Jésus assume la responsabilité propre de Dieu qui, à la fois, révèle la gravité mortelle du péché et le supporte, justement pour arracher l’homme à la mort. C’est ce qu’il fait sur la croix, ce sacrifice qu’il évoque et annonce en se baissant à nouveau pour tracer des traits sur le sol : en effet, de sa résurrection naîtra le Nouveau Testament, "Loi nouvelle" donnée par Dieu pour la gloire d’Israël et le salut de tous les hommes.

Vous voyez que la parole finale de Jésus dans notre évangile n’est pas de ces mots faciles à dire qui n’engagent à rien, puisque le prix du pardon qu’il accorde, c’est sa Passion et sa propre mort. C’est pourquoi il dit exactement à la femme : "Va et, à partir de maintenant, ne pèche plus." Ce "maintenant" à partir duquel la femme peut ne plus pécher, c’est la Pâque de Jésus, source de pardon et de sanctification pour les pécheurs.

Or, ce prix "payé" par le Christ est nécessaire, mais il ne semble pas suffisant. En effet, Jésus attend d’abord que tous les accusateurs se soient éloignés, manifestant ainsi qu’eux-mêmes renoncent à appliquer la sentence de mort. On peut se demander, si Jésus n’a pas pris un risque réel en invitant celui d’entre eux qui serait sans péché à jeter la première pierre : certains pharisiens se pensaient vraiment impeccables. Mais, en fait, non. Déjà, comme je le disais au début, ce geste terrible aurait offusqué le peuple et discrédité son auteur. Mais, en plus, s’il avait signifié la prétention de celui qui l’accomplissait à la sainteté parfaite, il aurait paru un véritable blasphème ! L’habileté prodigieuse de Jésus doit donc, en cet épisode encore, être remarquée. Mais, certes, il y a ici bien plus que de l’habileté.
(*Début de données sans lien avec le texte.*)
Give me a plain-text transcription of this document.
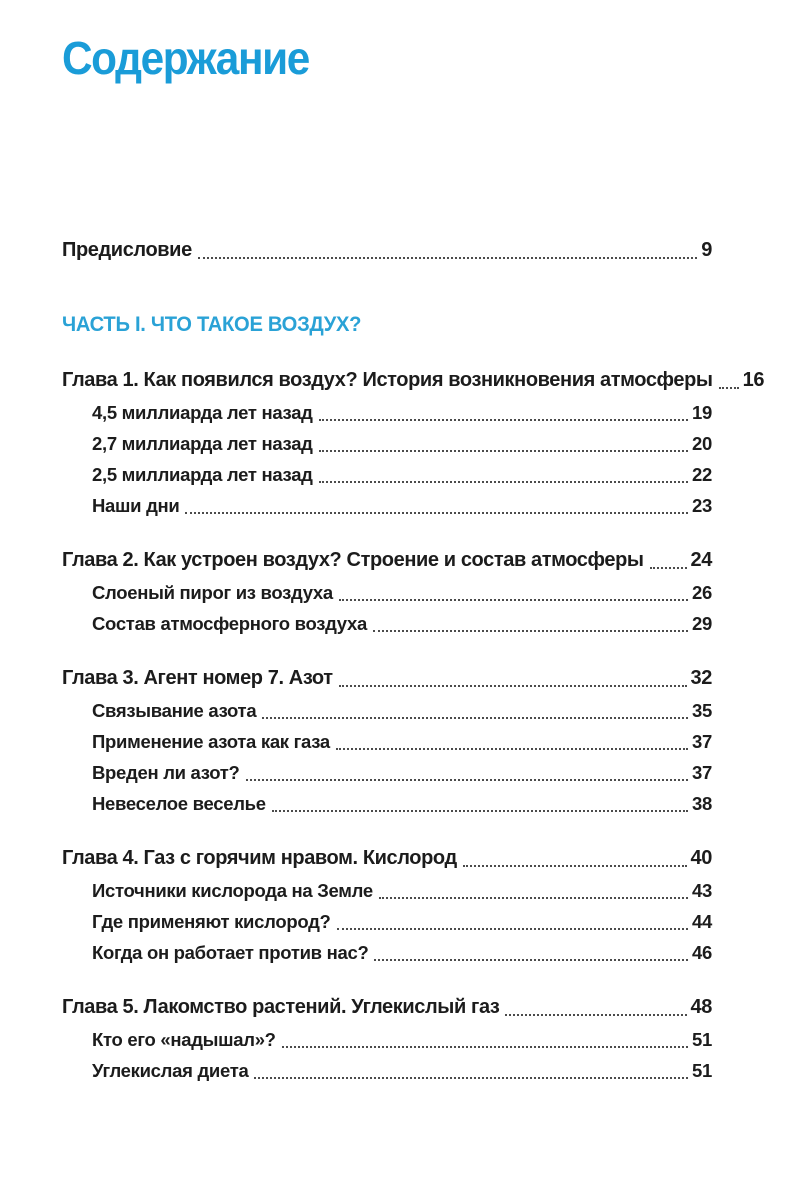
Содержание
Предисловие	9
ЧАСТЬ I. ЧТО ТАКОЕ ВОЗДУХ?
Глава 1. Как появился воздух? История возникновения атмосферы 16
4,5 миллиарда лет назад	19
2,7 миллиарда лет назад	20
2,5 миллиарда лет назад	22
Наши дни	23
Глава 2. Как устроен воздух? Строение и состав атмосферы 24
Слоеный пирог из воздуха	26
Состав атмосферного воздуха	29
Глава 3. Агент номер 7. Азот	32
Связывание азота	35
Применение азота как газа	37
Вреден ли азот?	37
Невеселое веселье	38
Глава 4. Газ с горячим нравом. Кислород	40
Источники кислорода на Земле	43
Где применяют кислород?	44
Когда он работает против нас?	46
Глава 5. Лакомство растений. Углекислый газ	48
Кто его «надышал»?	51
Углекислая диета	51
En effet, si le pardon de Dieu ne pouvait s’appuyer sur la mansuétude des hommes, dût-il habilement la solliciter, il n’aurait guère de chance d’être un bien pour la femme ou pour son entourage. Il faut que les hommes eux-mêmes entrent dans la responsabilité du pardon qui signifie de supporter le péché en vue de l’amendement du pécheur, pour que l’œuvre de salut de Dieu se réalise pour eux. C’est pourquoi nous avons appris à dire : "pardonne-nous nos offenses comme nous pardonnons aussi à ceux qui nous ont offensés."

Ni la parole du repentir ni la parole du pardon ne sont faciles à dire. Mais elles seules peuvent nous arracher à la mort, pour une vie éternelle.